OWN would appear to have another hit on its hands with the new drama “Delilah” premiering this week on Tuesday.
That’s the title character in the photo above, played by Maahra Hill. She’s Delilah Connolly, a lawyer in what looks like Charlotte, North Carolina.
In the series premiere, which the TV Blog previewed last week, busy Delilah complains about her current caseload but cannot resist taking on another client anyway.
This one is a long-time acquaintance (and not-so-close friend) who ran into some kind of serious trouble while employed at a local defense contractor.
Before the first hour is over, Delilah seems to have stumbled on a conspiracy that suddenly turns deadly. And that’s when the first episode suddenly ends, leaving anyone who watches it wanting to see more.
“Delilah” is essentially OWN’s replacement for its last successful drama, “Greenleaf,” which ended its run earlier this year. “Greenleaf” happened to be one of the best dramas on television, and “Delilah” comes from the same executive producer, Craig Wright.
Charles Randolph-Wright is also an executive producer of “Delilah,” along with Oprah Winfrey, who, by the time anyone reads this TV Blog, will have already been seen interviewing the Duke and Duchess of Sussex (aka Harry and Meghan) Sunday night on CBS. So this is a big week for her.
Although some might read some of the descriptive material above and form the impression that “Delilah” sounds like just another lawyer show, that is not the case.
The show has a freshness that is rare for prime-time dramas of this type. Its setting in Charlotte sets it apart from the usual cities where most legal dramas customarily set up shop -- New York, Los Angeles, Chicago, and sometimes Boston.

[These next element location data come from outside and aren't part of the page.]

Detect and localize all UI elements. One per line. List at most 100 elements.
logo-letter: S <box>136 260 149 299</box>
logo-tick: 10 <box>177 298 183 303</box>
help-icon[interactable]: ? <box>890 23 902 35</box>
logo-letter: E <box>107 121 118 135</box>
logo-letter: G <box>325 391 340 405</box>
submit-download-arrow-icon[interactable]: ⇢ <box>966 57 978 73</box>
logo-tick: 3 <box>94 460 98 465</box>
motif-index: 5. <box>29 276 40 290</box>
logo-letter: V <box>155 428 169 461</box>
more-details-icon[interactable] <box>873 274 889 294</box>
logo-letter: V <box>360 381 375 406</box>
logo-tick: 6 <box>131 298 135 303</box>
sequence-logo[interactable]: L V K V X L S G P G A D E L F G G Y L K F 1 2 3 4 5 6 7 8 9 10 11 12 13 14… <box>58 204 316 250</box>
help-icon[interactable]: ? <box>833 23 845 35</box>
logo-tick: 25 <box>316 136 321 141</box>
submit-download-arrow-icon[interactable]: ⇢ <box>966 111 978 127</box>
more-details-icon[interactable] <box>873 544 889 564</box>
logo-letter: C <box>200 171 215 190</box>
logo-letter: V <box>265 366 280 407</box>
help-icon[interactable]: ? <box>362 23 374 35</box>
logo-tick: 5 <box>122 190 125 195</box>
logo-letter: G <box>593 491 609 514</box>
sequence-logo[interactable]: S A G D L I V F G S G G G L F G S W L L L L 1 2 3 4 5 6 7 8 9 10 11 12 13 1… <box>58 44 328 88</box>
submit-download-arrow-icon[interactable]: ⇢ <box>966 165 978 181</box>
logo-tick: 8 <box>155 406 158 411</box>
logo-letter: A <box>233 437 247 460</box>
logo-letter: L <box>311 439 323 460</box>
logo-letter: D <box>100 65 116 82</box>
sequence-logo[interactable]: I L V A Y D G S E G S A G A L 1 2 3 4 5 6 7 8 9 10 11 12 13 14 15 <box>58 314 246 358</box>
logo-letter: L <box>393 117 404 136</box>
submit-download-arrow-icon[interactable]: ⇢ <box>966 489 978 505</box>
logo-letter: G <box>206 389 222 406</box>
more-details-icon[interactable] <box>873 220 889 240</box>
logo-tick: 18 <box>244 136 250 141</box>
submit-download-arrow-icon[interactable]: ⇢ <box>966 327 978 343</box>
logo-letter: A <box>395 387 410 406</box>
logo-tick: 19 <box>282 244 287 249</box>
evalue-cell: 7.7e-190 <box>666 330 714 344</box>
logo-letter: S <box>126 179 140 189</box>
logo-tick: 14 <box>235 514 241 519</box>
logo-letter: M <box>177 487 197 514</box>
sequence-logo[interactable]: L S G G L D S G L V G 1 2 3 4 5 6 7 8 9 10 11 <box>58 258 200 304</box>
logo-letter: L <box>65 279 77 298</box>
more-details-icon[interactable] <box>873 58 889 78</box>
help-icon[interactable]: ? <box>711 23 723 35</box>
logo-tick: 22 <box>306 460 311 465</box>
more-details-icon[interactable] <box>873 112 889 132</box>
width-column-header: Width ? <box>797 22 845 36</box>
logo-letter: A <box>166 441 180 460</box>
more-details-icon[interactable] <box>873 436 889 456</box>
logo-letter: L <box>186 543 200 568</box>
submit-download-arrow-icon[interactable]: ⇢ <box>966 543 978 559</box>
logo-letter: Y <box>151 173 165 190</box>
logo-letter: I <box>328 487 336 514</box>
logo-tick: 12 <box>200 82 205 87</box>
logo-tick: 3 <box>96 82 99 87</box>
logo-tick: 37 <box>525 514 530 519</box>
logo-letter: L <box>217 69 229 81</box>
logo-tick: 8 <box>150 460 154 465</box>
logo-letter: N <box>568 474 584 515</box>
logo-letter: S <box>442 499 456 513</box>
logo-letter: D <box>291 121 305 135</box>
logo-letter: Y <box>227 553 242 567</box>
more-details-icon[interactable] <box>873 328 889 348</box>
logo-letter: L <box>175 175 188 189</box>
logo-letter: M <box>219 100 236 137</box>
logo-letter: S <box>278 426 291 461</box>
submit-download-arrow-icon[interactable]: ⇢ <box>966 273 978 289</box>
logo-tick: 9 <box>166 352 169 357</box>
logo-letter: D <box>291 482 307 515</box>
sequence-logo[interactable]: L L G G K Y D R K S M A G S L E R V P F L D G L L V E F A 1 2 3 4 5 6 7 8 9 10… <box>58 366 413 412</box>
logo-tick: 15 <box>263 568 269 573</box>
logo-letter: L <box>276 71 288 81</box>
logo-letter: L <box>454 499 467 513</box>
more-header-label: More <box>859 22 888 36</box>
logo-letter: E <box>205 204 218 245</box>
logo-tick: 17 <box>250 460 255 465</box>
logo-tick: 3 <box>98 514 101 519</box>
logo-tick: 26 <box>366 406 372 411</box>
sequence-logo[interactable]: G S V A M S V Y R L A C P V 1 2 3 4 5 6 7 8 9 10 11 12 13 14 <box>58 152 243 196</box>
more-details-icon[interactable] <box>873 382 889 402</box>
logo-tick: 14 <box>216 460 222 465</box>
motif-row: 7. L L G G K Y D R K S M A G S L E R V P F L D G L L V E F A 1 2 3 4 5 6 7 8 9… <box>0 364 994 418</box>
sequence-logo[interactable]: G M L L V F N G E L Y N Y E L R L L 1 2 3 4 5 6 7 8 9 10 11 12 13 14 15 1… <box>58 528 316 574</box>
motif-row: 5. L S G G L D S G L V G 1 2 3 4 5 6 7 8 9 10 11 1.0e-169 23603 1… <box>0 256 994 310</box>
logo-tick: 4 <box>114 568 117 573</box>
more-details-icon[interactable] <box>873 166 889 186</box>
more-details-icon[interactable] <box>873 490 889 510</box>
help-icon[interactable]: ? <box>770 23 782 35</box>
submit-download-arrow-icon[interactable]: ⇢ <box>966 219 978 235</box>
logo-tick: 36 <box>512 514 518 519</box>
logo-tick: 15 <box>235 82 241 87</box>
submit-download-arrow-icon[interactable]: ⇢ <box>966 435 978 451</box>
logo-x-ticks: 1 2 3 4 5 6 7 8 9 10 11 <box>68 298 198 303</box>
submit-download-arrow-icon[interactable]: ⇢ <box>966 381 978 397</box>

In addition, “Delilah” is no law firm soap opera. In this show, the titular lawyer is an independent who is not a part of a showy downtown firm (although the press material hints that she used to be).
Delilah is her own boss. She works with one staffer, an assistant, in a cozy office suite that looks like it was carved out of the first floor of an old house.
Many cities and towns have these kinds of professional offices in renovated houses, but “Delilah” might be the first one on TV (at least in recent memory) to be set in one.
Like other professional women characters on TV (and many in the real world), Delilah works hard to achieve a work-home balance. We don’t learn her entire backstory in the first episode (which is another great thing about this show), but it is evident she is not currently married.
Nonetheless, she is managing a household with three children -- at least one of whom is not her own.
The TV Blog is generally adept at finding fault with just about every new TV show that comes its way. This dubious talent comes with the territory when one takes up the writing of criticism for a living.
But every once in a while, a show comes along that stymies even the most skilled fault-finder. OWN’s new “Delilah” is such a show.
“Delilah” premieres Tuesday (March 9) at 9 p.m. Eastern on OWN.